Dayton vetoed the Republican budget plan on Tuesday, suggesting the cuts to health care, higher education and state government were too extreme.

On Wednesday, he symbolically vetoed a constitutional amendment that would ban same-sex marriage. Dayton called the amendment mean-spirited, divisive, un-Minnesotan and un-American, but he admitted his veto will do nothing to prevent it from going on the 2012 ballot. He said the amendment may be the only accomplishment that GOP lawmakers have to show for the 2011 session.

Several Republican senators, includuing Roger Chamberlain of Lino Lakes, took issue with Dayton's comments.

"I'm a father and a husband," Chamberlain said. "I till my own garden.
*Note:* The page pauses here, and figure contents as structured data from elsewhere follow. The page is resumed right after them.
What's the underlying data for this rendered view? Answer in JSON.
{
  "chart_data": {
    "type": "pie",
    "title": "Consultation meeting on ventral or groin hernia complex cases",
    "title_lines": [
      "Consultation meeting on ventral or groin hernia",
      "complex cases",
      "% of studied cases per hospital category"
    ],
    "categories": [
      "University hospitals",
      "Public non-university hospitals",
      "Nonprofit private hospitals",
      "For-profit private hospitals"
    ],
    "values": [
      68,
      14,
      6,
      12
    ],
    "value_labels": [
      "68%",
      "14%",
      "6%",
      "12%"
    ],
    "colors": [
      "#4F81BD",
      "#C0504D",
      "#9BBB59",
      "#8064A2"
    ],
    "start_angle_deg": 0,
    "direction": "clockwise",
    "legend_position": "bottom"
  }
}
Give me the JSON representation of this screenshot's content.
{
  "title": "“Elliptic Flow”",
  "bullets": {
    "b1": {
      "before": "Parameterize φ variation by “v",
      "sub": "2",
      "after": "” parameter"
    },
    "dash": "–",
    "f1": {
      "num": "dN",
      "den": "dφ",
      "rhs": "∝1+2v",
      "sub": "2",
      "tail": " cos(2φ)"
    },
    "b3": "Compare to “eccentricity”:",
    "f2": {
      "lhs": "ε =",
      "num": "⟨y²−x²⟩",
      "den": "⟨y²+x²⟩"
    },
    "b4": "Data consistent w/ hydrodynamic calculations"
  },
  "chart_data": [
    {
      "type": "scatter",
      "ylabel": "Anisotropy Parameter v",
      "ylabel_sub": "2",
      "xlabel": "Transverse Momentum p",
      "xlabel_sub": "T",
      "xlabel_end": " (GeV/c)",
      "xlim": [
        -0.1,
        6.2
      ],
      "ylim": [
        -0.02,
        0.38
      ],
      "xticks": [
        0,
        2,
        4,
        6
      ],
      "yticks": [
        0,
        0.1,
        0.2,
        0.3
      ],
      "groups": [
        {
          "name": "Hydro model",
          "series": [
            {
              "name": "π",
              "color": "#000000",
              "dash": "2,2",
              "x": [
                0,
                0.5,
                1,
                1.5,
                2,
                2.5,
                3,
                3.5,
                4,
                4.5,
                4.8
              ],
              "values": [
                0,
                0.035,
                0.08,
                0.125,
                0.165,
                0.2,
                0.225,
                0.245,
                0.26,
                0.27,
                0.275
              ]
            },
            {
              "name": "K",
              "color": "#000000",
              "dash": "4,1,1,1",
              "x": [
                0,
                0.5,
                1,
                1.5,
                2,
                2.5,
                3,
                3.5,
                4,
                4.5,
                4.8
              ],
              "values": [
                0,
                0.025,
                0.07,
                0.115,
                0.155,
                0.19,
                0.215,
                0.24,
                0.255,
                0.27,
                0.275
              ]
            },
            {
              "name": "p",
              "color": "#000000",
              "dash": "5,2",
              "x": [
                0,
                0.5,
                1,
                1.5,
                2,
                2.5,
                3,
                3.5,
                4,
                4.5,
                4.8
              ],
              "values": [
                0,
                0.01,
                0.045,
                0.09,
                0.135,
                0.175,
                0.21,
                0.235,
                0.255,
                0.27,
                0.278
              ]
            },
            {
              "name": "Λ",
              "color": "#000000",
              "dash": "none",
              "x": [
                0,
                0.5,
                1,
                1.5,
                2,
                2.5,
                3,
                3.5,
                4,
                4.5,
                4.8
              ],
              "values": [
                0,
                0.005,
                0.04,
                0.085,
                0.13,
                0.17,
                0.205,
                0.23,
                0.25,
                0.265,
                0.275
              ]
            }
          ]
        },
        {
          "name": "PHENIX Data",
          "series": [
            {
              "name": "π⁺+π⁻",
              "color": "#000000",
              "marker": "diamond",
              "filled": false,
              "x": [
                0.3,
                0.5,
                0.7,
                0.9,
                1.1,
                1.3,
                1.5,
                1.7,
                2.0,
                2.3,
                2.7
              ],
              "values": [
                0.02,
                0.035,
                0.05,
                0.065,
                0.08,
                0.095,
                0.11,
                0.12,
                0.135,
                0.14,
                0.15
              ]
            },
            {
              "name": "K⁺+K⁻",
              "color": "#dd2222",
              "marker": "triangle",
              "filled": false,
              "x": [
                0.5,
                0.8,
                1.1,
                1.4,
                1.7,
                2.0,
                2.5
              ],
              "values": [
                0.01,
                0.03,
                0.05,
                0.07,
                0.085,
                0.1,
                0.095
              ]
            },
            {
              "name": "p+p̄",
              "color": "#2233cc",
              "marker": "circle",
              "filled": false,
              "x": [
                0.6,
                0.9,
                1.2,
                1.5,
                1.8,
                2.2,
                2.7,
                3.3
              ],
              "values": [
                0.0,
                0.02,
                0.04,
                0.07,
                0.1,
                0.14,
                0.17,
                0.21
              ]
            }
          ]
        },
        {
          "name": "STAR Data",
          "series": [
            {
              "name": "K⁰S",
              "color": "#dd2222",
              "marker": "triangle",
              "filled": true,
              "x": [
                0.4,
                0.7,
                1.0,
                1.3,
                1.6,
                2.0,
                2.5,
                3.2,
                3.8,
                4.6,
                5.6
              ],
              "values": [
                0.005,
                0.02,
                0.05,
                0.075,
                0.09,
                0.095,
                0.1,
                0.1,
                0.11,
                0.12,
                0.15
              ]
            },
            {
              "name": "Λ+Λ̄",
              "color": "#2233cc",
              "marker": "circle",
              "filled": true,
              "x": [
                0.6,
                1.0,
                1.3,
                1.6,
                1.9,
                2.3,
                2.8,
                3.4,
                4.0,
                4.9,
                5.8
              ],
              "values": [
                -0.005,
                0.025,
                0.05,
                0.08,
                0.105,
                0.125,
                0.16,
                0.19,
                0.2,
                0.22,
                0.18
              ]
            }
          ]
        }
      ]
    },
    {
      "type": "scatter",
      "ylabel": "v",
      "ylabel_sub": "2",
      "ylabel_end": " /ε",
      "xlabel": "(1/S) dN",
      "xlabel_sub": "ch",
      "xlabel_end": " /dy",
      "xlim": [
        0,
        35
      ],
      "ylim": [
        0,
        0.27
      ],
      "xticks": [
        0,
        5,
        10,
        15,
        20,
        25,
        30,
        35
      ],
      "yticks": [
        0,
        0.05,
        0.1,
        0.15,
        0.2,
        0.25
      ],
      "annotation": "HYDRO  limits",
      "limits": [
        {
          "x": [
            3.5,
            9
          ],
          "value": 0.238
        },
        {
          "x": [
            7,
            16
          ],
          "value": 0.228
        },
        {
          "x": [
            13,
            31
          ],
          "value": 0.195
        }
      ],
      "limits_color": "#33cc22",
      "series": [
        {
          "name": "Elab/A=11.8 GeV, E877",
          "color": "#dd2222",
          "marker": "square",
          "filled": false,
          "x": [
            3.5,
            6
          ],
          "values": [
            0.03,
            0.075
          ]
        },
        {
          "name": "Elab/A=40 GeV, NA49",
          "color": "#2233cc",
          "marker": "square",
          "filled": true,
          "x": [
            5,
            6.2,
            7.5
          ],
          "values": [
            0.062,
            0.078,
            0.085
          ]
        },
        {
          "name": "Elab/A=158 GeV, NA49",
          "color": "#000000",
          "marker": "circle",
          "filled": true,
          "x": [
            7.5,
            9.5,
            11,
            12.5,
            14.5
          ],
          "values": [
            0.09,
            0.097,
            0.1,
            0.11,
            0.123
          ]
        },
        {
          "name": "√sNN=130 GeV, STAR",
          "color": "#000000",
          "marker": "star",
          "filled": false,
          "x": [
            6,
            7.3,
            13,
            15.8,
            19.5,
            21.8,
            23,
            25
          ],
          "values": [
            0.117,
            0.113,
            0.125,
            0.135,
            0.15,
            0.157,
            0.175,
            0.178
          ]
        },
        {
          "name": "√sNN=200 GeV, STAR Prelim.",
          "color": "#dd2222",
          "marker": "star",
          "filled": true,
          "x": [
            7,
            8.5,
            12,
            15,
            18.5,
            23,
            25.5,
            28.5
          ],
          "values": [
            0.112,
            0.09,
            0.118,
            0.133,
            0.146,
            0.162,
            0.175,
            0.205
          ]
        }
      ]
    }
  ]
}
I pull my own weeds. My truck is 10 years old, and it needs new tires. I volunteer at the church. That is not extreme."

Chamberlain and seven other first-term Republican senators held a news conference to react to Dayton's comments. They talked about their lives outside of the Capitol, why they ran for office and their key priorities. Their top issue is erasing the state's $5 billion projected budget deficit by holding the line on government spending.

Sen. Ben Kruse of Brooklyn Park said the Republican budget plan actually increases state spending over the current two-year budget.

"We have put together a full and balanced budget. We have helped Minnesota keep its government within its means," said Kruse. "We will not spend more than the revenue that we bring in, just like Minnesota families can't spend more than what they bring in. That's why we're here, and that's anything but unreasonable."

This year's crop of Republican newcomers has considerable influence in both the House and Senate. They make up more than half of the Republican majority in the Senate and nearly half in the House. That means freshman lawmakers will have a big say about whether GOP legislative leaders can cut a budget deal with Dayton in time to avoid a government shutdown on July 1.

The governor held a private meeting with his cabinet Wednesday to plan for such a shutdown. Management and Budget Commissioner Jim Schowalter says attorneys for the state will go to a judge next month to determine which state services are essential. He said state agencies will also try to identify which services have to continue if a shutdown occurs.

"It's an extraordinarily quick way to make people very somber, confused and frustrated," Schowalter said. "It takes us away from what we want to be doing, which is thinking about how to get us a budget that works."